The Microgravity Science Laboratory -1 crew aboard Columbia and science teams on the ground kept up a solid pace of experiment activities today.
Payload Specialist Dr. Greg Linteris, and Payload Commander Dr. Janice Voss each conducted a series of Droplet Combustion Apparatus experiments. Linteris also corrected a glitch with the droplet imaging camera that hung up during one of the experiment runs. Researchers report that the brief glitch had no scientific impact on the experiment.
Today’s droplet combustion experiments were part of the second of a three phase study to map burning characteristics over a range of atmospheric pressures. The first phase, completed earlier in the mission, was conducted at one atmospheric pressure, the same as on Earth. In the second phase experiments are being conducted at one-half the Earth’s atmospheric pressure. The third phase will use one-fourth Earth’s atmospheric pressure.
Characterizing the results from today’s experiments, scientist Dr. Forman Williams of the University of California in San Diego said: “The crew had a tougher time igniting the droplets at this lowered pressure -- we expected that But, when the fuel droplets did ignite, they burned stronger and more vigorously than we expected.”
During the experiment an n-heptane fuel droplet is burned in an atmosphere of helium and oxygen.

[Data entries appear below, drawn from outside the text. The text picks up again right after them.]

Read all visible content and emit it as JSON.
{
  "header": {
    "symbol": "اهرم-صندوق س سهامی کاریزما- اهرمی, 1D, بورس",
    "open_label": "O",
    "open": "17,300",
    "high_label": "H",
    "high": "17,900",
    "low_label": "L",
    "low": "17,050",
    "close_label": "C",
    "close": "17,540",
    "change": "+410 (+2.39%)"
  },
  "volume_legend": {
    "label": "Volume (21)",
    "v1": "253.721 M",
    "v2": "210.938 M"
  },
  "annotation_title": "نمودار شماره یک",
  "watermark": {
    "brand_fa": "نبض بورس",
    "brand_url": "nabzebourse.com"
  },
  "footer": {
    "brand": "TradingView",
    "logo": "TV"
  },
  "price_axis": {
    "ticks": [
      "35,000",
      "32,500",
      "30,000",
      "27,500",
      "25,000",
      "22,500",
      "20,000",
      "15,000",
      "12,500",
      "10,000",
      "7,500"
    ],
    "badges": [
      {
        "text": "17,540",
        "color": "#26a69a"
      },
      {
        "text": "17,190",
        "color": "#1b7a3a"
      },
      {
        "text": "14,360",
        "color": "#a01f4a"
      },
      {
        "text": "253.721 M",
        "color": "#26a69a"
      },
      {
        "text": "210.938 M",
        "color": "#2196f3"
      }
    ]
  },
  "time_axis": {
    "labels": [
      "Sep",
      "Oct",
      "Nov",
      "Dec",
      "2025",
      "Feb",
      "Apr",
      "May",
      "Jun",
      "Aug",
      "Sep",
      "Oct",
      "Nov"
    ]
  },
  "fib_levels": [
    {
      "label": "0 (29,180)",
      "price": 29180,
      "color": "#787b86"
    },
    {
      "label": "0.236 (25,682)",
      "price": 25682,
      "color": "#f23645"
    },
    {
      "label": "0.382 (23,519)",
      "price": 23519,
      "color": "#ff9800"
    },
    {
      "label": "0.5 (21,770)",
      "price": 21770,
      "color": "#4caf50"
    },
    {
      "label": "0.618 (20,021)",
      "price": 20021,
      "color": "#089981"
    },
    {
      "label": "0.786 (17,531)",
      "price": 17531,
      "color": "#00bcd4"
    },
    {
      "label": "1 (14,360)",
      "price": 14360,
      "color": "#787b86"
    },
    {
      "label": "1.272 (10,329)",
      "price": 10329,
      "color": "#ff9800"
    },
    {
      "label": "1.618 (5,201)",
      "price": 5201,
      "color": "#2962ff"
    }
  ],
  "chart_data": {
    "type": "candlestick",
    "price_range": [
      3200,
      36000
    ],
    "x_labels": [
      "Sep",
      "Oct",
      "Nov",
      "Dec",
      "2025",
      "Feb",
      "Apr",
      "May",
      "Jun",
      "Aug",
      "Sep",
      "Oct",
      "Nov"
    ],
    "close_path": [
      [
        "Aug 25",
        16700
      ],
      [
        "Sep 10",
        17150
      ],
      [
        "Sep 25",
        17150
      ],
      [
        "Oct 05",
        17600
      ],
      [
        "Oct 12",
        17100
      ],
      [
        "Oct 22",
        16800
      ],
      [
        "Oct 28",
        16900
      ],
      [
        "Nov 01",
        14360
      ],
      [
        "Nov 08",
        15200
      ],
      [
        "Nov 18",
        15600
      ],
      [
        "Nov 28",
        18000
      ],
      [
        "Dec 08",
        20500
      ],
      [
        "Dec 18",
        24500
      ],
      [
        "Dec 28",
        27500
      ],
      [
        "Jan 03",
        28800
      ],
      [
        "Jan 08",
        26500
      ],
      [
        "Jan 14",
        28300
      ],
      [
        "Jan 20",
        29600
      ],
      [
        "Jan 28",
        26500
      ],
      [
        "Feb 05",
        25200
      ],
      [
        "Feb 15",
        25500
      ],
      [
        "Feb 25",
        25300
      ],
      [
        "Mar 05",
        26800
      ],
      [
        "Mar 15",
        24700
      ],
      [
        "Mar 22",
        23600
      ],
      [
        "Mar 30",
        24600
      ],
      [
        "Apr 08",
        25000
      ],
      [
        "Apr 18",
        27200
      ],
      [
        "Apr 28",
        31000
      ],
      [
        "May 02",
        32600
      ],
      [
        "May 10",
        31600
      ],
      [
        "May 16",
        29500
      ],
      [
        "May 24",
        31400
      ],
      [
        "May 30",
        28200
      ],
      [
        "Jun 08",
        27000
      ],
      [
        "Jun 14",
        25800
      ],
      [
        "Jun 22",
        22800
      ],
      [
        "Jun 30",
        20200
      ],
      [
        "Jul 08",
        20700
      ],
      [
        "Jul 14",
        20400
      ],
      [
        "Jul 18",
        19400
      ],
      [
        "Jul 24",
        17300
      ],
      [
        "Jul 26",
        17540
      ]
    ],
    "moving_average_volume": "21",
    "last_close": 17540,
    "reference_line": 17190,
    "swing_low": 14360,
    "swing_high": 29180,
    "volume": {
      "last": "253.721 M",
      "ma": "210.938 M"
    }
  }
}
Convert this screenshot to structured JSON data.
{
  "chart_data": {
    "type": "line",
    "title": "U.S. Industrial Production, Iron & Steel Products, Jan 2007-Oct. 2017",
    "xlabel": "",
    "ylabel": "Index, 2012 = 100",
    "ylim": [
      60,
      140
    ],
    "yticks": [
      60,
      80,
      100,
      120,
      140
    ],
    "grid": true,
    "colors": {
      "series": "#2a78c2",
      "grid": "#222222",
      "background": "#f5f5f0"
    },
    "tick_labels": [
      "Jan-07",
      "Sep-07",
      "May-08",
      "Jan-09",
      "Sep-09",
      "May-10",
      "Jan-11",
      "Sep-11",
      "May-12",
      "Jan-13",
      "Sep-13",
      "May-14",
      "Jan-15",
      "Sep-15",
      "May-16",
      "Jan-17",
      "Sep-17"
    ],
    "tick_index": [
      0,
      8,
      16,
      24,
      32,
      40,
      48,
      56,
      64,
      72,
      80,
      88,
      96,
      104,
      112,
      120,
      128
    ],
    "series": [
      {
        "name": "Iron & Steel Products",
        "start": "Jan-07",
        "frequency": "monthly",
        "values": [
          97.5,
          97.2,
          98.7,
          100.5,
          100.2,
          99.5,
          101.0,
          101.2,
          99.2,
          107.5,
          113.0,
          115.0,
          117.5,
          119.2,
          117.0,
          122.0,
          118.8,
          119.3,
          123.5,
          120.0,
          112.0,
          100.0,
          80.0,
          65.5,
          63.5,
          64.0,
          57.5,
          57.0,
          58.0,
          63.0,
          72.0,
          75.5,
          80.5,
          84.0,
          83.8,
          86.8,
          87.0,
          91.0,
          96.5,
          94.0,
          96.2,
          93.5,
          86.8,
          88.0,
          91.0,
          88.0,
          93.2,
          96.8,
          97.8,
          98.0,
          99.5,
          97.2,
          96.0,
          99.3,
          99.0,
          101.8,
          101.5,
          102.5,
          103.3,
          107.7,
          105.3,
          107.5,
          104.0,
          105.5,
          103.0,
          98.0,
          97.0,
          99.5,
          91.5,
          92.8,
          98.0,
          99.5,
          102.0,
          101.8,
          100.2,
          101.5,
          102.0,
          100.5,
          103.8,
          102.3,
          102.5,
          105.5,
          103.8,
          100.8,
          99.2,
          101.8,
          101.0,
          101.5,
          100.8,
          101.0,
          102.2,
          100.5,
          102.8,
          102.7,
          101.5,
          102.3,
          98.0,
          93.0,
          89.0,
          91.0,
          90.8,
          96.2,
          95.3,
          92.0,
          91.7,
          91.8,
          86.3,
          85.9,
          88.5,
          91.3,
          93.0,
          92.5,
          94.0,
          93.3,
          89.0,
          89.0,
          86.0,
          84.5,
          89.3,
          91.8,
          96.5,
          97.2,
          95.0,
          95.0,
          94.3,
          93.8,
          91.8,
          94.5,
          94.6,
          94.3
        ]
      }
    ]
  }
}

The droplet is formed and deployed in the apparatus. Igniter wires are brought close to the sides of the droplet then retracted to create a free burning droplet.
Investigators are gathering information on burning rates of flames, flame structures and conditions under which flames are extinguished. Results of the investigation will provide researchers with a better understanding of the combustion process and may lead to cleaner, safer ways to burn fossil fuels as well as more efficient methods of generating heat and power on Earth.
Mid-morning, Mission Specialist Dr. Donald Thomas initiated another materials experiment in the Large Isothermal Furnace. The experiment, led by Dr. David Matthiesen of Case Western Reserve University in Cleveland, Ohio investigates the diffusion process in molten semiconductors.
This experiment will measure accurately the diffusion of dopants, deliberately added impurities, into germanium, which could lead to improved processing techniques for high quality metal alloys and products.
Later, Thomas conducted the Internal Flows in a Free Drop experiment in the Glovebox. He deployed free single liquid drops of water and water and glycerin of varying sizes and then positioned the spinning drops using sound waves or acoustic manipulation. Tracer particles inside the drops give scientists the ability to map the internal flows taking place as the drops are manipulated by sound waves.
“We had expected the rotation control to be easier with the second sample, the water-glycerin sample, but in reality it had a stronger torque, or twist, so the power had to be turned down,” explained the lead scientist Dr. Satwindar S. Sadhal of the University of Southern California in Los Angeles. Acoustic positioning is an important technique used in the containerless processing of materials. This investigation will allow researchers to assess the potential for a containerless, non-contact mixing method that could lead to improvements in chemical manufacturing, petroleum technology, cosmetics and food sciences.
This morning, Linteris performed an ethylene-fueled run of the soot experiment -- providing researchers with more information than they were hoping for.
“We were able to get information about the condition when the flame begins to emit soot,” explained lead scientist Dr. Gerard Faeth of the University of Michigan at Ann Arbor. “After the flame was adjusted, we got a flame configuration that did not emit nearly as much soot,” he continued. “We got two for one data; one flame provided information on two different soot emitting conditions -- something that is not possible on Earth.”
Payload Specialist Dr. Roger Crouch performed the next to last run of the soot experiment this afternoon which explored the effect of increased pressure on flames. “During our experiment runs, we’ve gotten interesting difference from anything we’ve observed on Earth; we’ve gotten fairly large flames that are easy to study and we’re certainly able to make observations onboard the shuttle that we couldn’t make on Earth,” said Faeth. The soot experiment will conclude about 9:30 p.m. after its final scheduled run; and the Combustion Module 1 will be readied for a series of flame ball experiments
An experiment which studies how glass forms in zirconium-based alloys completed a 14 hour processing period in the German levitating furnace, known as TEMPUS around, 4:00 p.m. The results of this study, led by Dr. Hans Fecht of the Technical University Berlin in Germany, could lead to improved techniques for processing metallic alloys and in turn better products.
Ahead, Voss and Crouch will continue conducting combustion experiments in the Spacelab. Crouch will conduct another series run of the Droplet Combustion Experiment and Voss will perform the final soot experiment before reading the Combustion Module -1 for the flame ball experiment. Shortly before midnight, Crouch is scheduled to change out a camera in the TEMPUS facility.
The next scheduled Public Affairs status report will be issued at approximately 6 a.m., July 8.